Moving from background to foreground I start adding blues to the dragon. Keep in mind my light source is the end of the woman’s staff. Everything must stay true to that source.
Finally I get to put down some paint. I start in the background and lay down the darkest colors. In this case I’m painting large blocks of blue black. Don’t worry I can always make adjustments later.
Let me give you a word or two about color. Colors on opposite sides of the color wheel create contrast and so they stand out or pop when they are beside each other. The woman’s flesh tones will contain reds, yellows, and oranges. The opposite of orange is blue. To make the woman pop out in front of the dragon I will make the dragon’s skin a blue, darker and more gray as it recedes into the distance. Below is a start on the dragon’s arm.

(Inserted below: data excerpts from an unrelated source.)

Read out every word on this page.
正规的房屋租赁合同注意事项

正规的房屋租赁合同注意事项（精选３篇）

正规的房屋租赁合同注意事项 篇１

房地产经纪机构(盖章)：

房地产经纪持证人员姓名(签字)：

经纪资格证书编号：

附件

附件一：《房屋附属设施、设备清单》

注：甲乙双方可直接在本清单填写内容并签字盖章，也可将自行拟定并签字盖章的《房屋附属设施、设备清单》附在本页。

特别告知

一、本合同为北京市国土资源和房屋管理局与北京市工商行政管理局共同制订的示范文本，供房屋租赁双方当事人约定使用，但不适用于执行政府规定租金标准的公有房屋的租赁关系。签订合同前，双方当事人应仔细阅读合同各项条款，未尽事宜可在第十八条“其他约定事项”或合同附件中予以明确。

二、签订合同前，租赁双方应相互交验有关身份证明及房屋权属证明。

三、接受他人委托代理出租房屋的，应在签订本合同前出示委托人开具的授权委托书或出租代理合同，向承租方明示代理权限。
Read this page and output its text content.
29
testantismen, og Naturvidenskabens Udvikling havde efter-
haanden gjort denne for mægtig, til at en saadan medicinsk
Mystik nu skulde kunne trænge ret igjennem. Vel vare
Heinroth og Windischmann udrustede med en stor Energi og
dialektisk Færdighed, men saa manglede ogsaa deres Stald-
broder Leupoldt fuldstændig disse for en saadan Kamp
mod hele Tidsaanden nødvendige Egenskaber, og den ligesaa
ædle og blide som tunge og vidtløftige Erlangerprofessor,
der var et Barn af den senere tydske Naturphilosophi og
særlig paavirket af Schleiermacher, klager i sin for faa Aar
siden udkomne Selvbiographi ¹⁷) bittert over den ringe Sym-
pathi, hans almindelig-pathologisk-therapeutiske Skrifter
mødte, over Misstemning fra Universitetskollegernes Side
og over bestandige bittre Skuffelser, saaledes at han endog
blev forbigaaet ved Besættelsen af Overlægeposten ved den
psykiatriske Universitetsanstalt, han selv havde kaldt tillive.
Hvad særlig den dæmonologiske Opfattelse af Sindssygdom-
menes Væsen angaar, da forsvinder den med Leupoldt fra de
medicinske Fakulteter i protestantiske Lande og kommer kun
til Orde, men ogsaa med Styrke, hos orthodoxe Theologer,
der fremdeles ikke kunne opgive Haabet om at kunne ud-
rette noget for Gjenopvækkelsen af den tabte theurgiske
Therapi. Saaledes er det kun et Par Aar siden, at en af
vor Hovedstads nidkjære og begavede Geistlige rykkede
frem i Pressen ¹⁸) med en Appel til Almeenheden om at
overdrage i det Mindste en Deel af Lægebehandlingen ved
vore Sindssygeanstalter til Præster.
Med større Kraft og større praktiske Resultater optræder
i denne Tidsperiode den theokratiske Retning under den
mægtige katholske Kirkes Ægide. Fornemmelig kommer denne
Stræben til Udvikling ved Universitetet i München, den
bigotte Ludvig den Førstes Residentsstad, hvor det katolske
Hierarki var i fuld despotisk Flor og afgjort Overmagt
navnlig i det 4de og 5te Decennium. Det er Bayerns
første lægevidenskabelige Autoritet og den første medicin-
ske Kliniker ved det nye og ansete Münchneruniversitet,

I transfer the sketch to the “ground” using carbon paper and going over the lines of the sketch with a hard lead. The ground or canvas is 1/4″ masonite primed with white gesso. Gesso is a flat white acrylic based paint that acts as a primer. The original sketch goes on the wall as visual reference while I paint. I use more gesso to clean up the transfer and make a few more changes to the sketch.
Above, I have added horns on the dragon but I’m still not happy with the shoes. Below, you can see the lined piece of paper I am using to get the flooring into perspective. Notice how the lines get closer together as they recede into the distance.
And the final sketch. Time to start thinking about color.
This is a first draft sketch of all the elements together on one sheet. It’s like a dress rehearsal. As soon as I finished this sketch I could see a few things I want to change. I am not happy with the the angle of the woman’s head. The “mane” on the dragon is a cliche’ and he has some anatomical problems that need fixed. The costuming of the woman needs work and the dragon’s claws and eye need details. A good solid start though. The overlap of her staff and the dragons head places him BEHIND her. The curve of the masses is guiding your eye where I want it to go.